悲しみと怒りと後悔が心より後から後から湧き上がり、慈悲なんてとっくに押し流された。
残った感情吐き出さなければ気が狂う。
常ならざる心が時雨から甘さを消した。
確実に心臓を剔る一閃。
「えっ」
 時雨の小太刀の一閃が届く寸前、ぶんと回って時雨は地面に叩きつけられた。
「ぐはっ」
「ワーム」
 呼びかけに応じるように地面から腕ほどの太さがあるミミズが飛び出し、ぐるんと時雨に巻き付きつ、ぐるんぐるんと服の下に潜り込み絡みついていく。
「くっ」
 肌をぬめぬめと這い回れる嫌悪感に顔を染めながらも時雨は辛うじて首だけは守ったが、ミミズは強引に時雨の体を締め上げていく。
「なっ何が」
 肉が絞められギシギシと骨が軋む音を聞きながらも時雨は見る。
「あまりボクの部下を虐めないでくれるかな」
 この場に最も相応しくない、不浄を脱ぎさったどこか仏像のように超越した青年だった。
 アルカイク・スマイルを浮かべたギリシャ彫刻のように整った顔に銀髪、どこか俯瞰した先を見る目。白いYシャツに黒のスラックスの上から白茶のコートをラフに羽織っているだけだというのにモデルが歩いてくるようである。
「おっおまえは廻、どうしてここに?」
 時雨は現れた青年のことを知っている。二年ほど前に多数の退魔士達が退治に動いたのに、結局顔写真一枚残すのみで多くの退魔士達と共に行方をくらましたスキンコレクターすら越えるA級魔人。時雨も前埜から写真だけを見せられていた。そして、見かけたら迷わず逃げろと言われていた。

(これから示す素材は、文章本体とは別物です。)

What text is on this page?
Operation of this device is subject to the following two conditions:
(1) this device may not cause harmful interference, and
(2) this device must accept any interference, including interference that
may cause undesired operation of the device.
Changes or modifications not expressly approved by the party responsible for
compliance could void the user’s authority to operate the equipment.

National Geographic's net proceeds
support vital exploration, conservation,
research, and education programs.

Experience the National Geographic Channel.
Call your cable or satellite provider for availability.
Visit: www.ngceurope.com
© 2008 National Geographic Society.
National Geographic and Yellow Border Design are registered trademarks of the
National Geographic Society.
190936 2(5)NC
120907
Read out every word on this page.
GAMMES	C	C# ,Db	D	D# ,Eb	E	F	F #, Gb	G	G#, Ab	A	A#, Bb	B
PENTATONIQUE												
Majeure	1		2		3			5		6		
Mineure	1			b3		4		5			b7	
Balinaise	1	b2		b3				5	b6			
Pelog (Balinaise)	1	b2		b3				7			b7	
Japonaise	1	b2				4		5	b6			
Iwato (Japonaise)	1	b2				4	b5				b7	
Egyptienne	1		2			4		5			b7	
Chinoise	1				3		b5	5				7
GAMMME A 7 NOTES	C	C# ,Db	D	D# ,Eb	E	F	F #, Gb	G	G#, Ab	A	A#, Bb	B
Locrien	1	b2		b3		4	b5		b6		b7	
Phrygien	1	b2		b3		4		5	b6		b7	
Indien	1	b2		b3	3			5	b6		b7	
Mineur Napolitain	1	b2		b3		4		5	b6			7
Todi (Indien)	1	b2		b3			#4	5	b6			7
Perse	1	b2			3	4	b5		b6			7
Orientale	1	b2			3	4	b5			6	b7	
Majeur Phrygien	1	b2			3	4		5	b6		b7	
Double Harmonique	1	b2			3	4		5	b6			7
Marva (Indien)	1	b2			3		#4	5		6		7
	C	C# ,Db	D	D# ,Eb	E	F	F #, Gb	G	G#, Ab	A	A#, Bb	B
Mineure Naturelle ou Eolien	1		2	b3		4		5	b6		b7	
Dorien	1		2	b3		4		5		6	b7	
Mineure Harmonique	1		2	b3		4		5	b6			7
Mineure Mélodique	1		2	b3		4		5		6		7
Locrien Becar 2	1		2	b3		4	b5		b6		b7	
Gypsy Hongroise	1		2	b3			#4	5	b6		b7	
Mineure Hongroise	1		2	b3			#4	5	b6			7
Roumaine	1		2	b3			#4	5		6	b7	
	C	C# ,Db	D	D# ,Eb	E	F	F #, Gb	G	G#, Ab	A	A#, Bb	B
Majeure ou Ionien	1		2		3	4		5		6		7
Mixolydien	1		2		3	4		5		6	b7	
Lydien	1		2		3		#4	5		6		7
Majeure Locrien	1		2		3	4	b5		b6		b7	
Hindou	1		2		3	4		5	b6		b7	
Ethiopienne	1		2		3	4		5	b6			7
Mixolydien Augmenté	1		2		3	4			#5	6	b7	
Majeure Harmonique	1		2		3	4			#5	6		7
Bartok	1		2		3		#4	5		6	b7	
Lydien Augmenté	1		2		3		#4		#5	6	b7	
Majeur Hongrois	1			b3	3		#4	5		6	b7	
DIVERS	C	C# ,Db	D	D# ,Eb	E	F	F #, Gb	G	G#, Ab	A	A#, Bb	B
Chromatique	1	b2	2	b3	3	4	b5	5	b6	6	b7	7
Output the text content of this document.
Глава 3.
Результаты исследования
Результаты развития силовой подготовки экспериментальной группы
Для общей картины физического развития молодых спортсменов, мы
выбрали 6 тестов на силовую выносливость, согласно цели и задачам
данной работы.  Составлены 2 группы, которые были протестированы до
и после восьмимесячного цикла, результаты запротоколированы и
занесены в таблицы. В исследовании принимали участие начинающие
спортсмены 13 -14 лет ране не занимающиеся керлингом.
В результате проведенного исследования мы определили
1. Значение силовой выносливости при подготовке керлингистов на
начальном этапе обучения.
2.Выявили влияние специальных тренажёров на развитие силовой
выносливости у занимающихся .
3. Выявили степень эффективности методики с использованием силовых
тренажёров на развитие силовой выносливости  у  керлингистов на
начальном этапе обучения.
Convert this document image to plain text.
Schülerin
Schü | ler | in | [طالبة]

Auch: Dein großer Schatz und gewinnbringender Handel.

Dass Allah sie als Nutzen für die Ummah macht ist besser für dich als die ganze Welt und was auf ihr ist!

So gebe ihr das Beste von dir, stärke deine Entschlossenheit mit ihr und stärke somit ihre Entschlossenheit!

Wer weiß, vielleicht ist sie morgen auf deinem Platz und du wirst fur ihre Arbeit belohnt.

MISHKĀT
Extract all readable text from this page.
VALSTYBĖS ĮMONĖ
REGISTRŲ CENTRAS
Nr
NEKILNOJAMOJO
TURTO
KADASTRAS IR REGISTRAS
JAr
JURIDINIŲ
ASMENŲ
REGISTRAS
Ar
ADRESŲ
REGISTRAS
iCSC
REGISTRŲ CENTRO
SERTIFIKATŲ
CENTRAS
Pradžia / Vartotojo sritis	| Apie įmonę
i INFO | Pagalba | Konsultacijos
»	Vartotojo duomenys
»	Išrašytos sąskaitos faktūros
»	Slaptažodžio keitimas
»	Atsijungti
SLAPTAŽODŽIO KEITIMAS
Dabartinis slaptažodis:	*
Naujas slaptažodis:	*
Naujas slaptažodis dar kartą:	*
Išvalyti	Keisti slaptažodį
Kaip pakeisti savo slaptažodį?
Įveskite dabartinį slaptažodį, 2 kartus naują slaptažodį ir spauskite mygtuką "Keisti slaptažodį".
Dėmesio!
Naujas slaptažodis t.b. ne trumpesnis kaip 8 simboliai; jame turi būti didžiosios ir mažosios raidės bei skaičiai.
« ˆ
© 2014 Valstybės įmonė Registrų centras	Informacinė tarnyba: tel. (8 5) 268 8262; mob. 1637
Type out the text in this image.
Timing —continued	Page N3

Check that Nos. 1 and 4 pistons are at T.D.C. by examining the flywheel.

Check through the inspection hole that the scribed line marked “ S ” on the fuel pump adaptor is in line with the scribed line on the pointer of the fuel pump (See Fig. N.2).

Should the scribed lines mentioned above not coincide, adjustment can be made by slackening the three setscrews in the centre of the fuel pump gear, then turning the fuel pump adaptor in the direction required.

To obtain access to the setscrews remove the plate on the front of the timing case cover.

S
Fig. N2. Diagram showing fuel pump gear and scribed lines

「弱小組織だとトップ自ら動き回らないといけないんで大変なんだよ」
 廻は中小企業の若社長の営業回りのように言う。
「この人達のトップだって、それじゃ」
「ああ、レディーを前に自己紹介がまだだったね。
 僕がシン世廻のトップ、『廻 一』だ」
 廻は時雨に礼儀正しく一礼する、その一礼だけで惚れてしまう理由に十分すぎるほどに美しい。
「廻様、すいません。セクデスを守り切れませんでした」
「まあ、しょうがない。僕もあんなに自信満々だったセクデス氏がこんなにもあっけなくやられるとは思わなかったよ。ヨーロッパから呼び寄せるのに掛かった手間や資金が無駄に終わったと思うと目眩がする」
 くらっと廻はしゃがんで脳漿が噴き出したセクデスを見る。
「狙撃隊を襲撃した後嫌な予感がして来て良かったよ。今ならまだ間に合う、最低限の投資は回収できるかな」
「まさか」
「しばらくの間頼めるかな?」
「命に代えても、廻様の邪魔はさせません」
 決意を固めた表情で米占が向く先にはジャンヌを退避させて戻ってきた矢牛がいた。
 生き残った警官隊は鬼が抑え、時雨はミミズに拘束されている。廻は最期に状況を確認すると深く大きく息を吸う。
「世界は廻る、廻回って世界は一つ。
個と世界に境無く区別なく。
廻る回る世界。
悪も善も無く始まりも終わりも無く、全ては一」
 廻の息は吐き出され世界は廻出す。